Introduction of Personal Income Tax in Oman

Oman is set to become the first GCC country to implement personal income tax (PIT). This tax is expected to be introduced in 2025. The Shura Council recently advanced the draft law to the State Council, marking a crucial step in the legislative process. The bill, first drafted in 2020, is now nearing its final approval stages.

Potential for Other GCC Countries

Analysts believe other GCC countries might follow Oman’s example. However, they do not anticipate immediate adoption. Oman’s approach could serve as a model for these nations. This move represents a significant shift in fiscal policy for a region historically reliant on oil revenues.

Current Tax Landscape in the UAE

In contrast, the UAE has no plans to introduce a personal income tax at this time. Haji Al Khouri, the undersecretary of the UAE’s Ministry of Finance, reaffirmed that the UAE will focus on other revenue-raising mechanisms. Recently, the UAE implemented a 9% corporate income tax to diversify its revenue streams beyond oil.

Impact on Expatriates and Omani Citizens

Oman’s PIT will affect expatriates and Omani citizens differently. Expatriates earning over $100,000 will face a PIT rate of 5% to 9%. For Omani citizens, the PIT applies only if their net global income exceeds $1 million, with a 5% tax rate. This design aims to minimize the tax impact on most people.

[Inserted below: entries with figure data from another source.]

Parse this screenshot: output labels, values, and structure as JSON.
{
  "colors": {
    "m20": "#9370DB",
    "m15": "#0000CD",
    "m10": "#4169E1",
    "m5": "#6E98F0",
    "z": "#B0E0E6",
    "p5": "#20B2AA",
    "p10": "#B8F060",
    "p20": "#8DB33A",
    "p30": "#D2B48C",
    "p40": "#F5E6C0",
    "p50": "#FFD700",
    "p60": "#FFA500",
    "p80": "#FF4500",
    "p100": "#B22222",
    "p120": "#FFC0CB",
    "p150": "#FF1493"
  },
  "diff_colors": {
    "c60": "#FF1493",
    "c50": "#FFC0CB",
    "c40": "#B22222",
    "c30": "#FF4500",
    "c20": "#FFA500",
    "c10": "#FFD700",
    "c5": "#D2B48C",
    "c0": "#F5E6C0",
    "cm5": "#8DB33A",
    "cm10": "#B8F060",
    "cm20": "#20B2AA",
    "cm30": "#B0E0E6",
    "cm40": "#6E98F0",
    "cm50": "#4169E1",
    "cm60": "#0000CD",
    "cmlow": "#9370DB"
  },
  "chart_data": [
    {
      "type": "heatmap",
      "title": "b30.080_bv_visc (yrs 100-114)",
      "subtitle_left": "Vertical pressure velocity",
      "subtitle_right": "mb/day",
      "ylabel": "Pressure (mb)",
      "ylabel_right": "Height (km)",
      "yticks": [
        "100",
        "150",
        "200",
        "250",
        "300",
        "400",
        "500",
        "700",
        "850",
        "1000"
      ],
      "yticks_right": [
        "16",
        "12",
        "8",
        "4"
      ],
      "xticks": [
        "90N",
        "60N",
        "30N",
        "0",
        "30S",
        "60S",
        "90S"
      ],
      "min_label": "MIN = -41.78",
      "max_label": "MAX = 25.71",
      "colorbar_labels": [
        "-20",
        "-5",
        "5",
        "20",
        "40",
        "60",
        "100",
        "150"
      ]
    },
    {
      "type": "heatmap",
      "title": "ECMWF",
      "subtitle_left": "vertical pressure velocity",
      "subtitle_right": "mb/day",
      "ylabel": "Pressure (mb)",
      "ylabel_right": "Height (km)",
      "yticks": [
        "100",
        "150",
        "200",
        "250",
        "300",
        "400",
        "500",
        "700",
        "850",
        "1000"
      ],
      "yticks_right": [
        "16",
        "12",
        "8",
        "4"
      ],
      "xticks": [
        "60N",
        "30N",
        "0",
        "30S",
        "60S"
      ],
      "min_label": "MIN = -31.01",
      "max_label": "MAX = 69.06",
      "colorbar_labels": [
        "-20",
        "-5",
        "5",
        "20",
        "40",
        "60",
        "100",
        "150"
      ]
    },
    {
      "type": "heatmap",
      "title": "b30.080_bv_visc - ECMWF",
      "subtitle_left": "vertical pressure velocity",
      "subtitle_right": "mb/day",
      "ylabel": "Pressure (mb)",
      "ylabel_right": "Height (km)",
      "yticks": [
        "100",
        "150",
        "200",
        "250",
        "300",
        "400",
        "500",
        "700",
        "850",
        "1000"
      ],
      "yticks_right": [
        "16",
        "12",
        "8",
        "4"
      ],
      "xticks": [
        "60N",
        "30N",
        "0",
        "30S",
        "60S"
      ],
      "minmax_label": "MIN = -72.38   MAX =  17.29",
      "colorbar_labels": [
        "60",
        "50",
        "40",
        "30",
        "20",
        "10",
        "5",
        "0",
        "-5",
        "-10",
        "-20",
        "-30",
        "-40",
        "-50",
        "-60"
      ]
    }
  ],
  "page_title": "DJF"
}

Economic and Demographic Context

Oman’s population is about 5.2 million, with 2.2 million expatriates, making up 42.3% of the total population. Most expatriates (1.4 million) have less than a general diploma. Only 214,503 expatriates hold a bachelor’s degree or higher. Therefore, the number of expatriates earning over $100,000—and thus liable for PIT—is relatively small. Similarly, few Omani citizens meet the $1 million income threshold.

Oman’s Tax History and Regional Comparison

Oman introduced corporate income tax in 2009, increasing it from 12% to 15% in 2017. This contrasts with its delayed introduction of value-added tax (VAT) compared to the UAE and Saudi Arabia. The upcoming PIT represents a significant policy shift for Oman. It reflects efforts to diversify revenue sources and reduce dependence on oil.

Oman’s introduction of personal income tax marks a significant change in GCC fiscal policy. As the first GCC nation to implement such a tax, Oman could influence others in the region. While the immediate impact on expatriates and Omani citizens will be limited, this policy shift may lead to broader tax reforms across the GCC. The UAE, while currently focused on corporate tax, will closely observe Oman’s implementation and continue evaluating its fiscal strategies. This evolving approach to taxation highlights a trend towards diversification and modernization in the region’s fiscal policies.